Brown also gave credit to the Service Employees International Union, or SEIU, which last month struck a deal with state lawmakers on the increase after successfully qualifying a proposed minimum wage hike to the state ballot.
Without that “thrust,” Brown said, “We probably wouldn’t be here today.”
Senate Bill 3 sailed through the legislature last week.
Under the bill, the state’s minimum wage, which is currently $10 per hour, will increase to $10.50 per hour on Jan. 1, 2017, and to $11 per hour on Jan. 1, 2018, for businesses with 26 or more employees. At that point it will rise each year by $1 per hour until it hits $15 per hour in 2022.
Employers with 25 or fewer workers have an extra year during each step of the phase-in to comply.
The bill also includes safety valves, known as “off ramps,” that allow the governor to pause wage hikes if negative economic or budgetary conditions emerge, such as a forecasted budget deficit or negative job growth and retail sales.

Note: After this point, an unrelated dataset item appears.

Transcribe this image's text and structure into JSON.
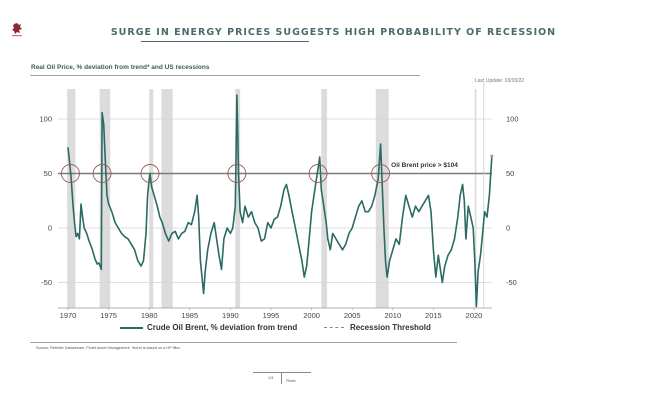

Once the wage reaches $15 per hour, increases will then be tied to inflation and could be increased up to 3.5 percent each year.
State Sen. Mark Leno, who co-sponsored the legislation, said the bill signing was a major victory for the thousands of workers that have staged protests over the past few years in the “Fight for $15” movement.
Another round of protests are expected on April 14.
“When an idea’s time has come, there’s no stopping it,” Leno said. “And the Fight for $15’s time has come.”